He listed a number of issues that influenced the decision that could make him a 16-year mayor, including seeing the proposed Mill Site and Salish expansion developments through to fruition. He described the two projects as “critical for a strong sustainable and more diverse City tax base so as to protect a high quality of life for our citizens.”
Larson said he also wants to “keep pressure on the growing momentum with state legislators to address the current failures at the I-90/SR 18 interchange” and complete the final phases of the historic downtown revitalization, including the proposed River Walk project and “supporting the NW Railway Museum’s continued efforts.”
The mayor said he is encouraged by growing [community] interest in moving forward with an expansion of Snoqualmie’s popular and overcrowded Community Center/YMCA, which could happen during a potential 4th term.
Larson commented via email, “Lastly, and in light of the above, I believe my experience and knowledge will serve the City well as we face the possible turnover of as many as five of our seven Council members in the coming year.”

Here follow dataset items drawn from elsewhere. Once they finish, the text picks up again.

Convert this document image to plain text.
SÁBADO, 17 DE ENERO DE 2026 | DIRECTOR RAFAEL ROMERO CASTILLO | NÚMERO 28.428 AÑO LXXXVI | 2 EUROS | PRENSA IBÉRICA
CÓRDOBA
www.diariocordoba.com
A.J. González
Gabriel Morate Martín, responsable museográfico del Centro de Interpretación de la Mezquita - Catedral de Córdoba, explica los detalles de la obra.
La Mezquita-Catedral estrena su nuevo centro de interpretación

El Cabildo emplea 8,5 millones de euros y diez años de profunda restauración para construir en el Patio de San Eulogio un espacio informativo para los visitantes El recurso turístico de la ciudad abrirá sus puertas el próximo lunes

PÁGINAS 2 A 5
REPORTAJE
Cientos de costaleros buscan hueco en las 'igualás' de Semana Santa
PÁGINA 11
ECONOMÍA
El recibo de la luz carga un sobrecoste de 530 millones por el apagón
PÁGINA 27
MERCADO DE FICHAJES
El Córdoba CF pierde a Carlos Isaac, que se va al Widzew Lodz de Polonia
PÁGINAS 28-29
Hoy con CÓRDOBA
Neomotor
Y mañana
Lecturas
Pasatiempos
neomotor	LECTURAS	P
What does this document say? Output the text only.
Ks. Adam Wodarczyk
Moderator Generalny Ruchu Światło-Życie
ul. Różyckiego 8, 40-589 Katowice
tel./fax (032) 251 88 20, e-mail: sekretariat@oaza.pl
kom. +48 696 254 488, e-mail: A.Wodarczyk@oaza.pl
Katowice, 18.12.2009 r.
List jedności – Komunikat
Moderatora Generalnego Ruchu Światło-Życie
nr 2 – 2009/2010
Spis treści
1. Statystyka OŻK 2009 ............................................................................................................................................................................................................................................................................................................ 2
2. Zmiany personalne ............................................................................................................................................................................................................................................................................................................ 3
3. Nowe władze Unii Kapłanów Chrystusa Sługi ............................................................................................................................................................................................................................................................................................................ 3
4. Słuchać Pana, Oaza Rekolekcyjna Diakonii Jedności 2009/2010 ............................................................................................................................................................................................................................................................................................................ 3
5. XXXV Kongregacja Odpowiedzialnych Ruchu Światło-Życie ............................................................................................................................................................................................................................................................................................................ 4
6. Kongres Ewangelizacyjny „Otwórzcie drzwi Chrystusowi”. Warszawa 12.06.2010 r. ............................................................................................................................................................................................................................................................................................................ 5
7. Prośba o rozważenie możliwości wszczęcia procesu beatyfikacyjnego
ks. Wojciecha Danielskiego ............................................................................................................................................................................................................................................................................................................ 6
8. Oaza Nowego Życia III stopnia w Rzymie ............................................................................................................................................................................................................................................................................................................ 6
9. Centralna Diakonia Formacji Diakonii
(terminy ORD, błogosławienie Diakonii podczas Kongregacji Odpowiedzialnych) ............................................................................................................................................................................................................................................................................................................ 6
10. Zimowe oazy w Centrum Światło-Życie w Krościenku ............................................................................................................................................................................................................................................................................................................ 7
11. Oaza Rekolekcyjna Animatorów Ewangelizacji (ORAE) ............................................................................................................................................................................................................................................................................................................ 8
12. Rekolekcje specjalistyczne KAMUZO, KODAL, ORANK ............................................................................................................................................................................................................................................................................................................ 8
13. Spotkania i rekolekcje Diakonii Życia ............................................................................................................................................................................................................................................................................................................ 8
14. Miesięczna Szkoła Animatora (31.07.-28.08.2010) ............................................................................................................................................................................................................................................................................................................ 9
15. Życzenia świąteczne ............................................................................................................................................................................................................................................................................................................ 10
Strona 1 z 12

Multiple city council members are up for re-election in November, including Bryan Holloway, Bob Jeans, Heather Munden and Kathi Prewitt. Chelley Patterson also announced at Monday’s city council meeting that she will step down before her term is up in 2019 due to a move out of the city.
So far, no one has announced plans to challenge the three-term mayor. In 2013 Larson faced Ed Pizzuto and prevailed with nearly 74% of the votes. This election cycle go-round Mayor Larson said he’s heard rumors about a few potential challengers, but nothing definitive yet.
Potential city council and mayor candidates have until May to file for candidacy with King County Elections.